Results: Our "healthy controls (HC) vs. AD" classifier trained and tested on the combination of ADNI and OASIS datasets obtained a balanced accuracy (BAC) of 90.6% and a Matthew's correlation coefficient (MCC) of 0.811. Our "HC vs. MCI vs. AD" classifier trained and tested on the ADNI dataset obtained a 62.1% BAC (33.3% being the by-chance cut-off) and 0.438 MCC. Hippocampal features were the strongest contributors to the classification decisions (approx. 25-45%), followed by temporal (approx. 13%), cingulate, and frontal regions (approx. 8-13% each), which is consistent with our current understanding of AD and its progression. Classifiers generalized well across both datasets and protocols. Finally, using graph theory measures did not improve classification performance.

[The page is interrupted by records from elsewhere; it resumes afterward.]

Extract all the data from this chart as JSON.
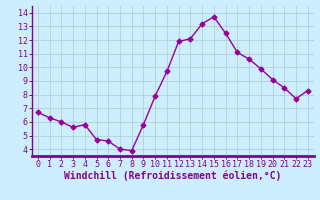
{
  "x": [
    0,
    1,
    2,
    3,
    4,
    5,
    6,
    7,
    8,
    9,
    10,
    11,
    12,
    13,
    14,
    15,
    16,
    17,
    18,
    19,
    20,
    21,
    22,
    23
  ],
  "y": [
    6.7,
    6.3,
    6.0,
    5.6,
    5.8,
    4.7,
    4.6,
    4.0,
    3.9,
    5.8,
    7.9,
    9.7,
    11.9,
    12.1,
    13.2,
    13.7,
    12.5,
    11.1,
    10.6,
    9.9,
    9.1,
    8.5,
    7.7,
    8.3
  ],
  "line_color": "#990099",
  "marker": "D",
  "marker_size": 2.5,
  "xlabel": "Windchill (Refroidissement éolien,°C)",
  "xlabel_fontsize": 7,
  "xlim": [
    -0.5,
    23.5
  ],
  "ylim": [
    3.5,
    14.5
  ],
  "yticks": [
    4,
    5,
    6,
    7,
    8,
    9,
    10,
    11,
    12,
    13,
    14
  ],
  "xticks": [
    0,
    1,
    2,
    3,
    4,
    5,
    6,
    7,
    8,
    9,
    10,
    11,
    12,
    13,
    14,
    15,
    16,
    17,
    18,
    19,
    20,
    21,
    22,
    23
  ],
  "tick_fontsize": 6,
  "background_color": "#cceeff",
  "grid_color": "#aacccc",
  "spine_color": "#880088",
  "label_color": "#880088",
  "axis_bar_color": "#880088"
}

Conclusions: In sum, we present a diagnostic tool for MCI and AD trained using baseline scans and a follow-up diagnosis regardless of progression, which is multi-diagnostic, generalizable across independent data sources and acquisition protocols, and with transparently reported performance. Rated as potentially clinically applicable, our tool may be clinically useful to inform diagnostic decisions in dementia, if successful in real-world prospective clinical trials.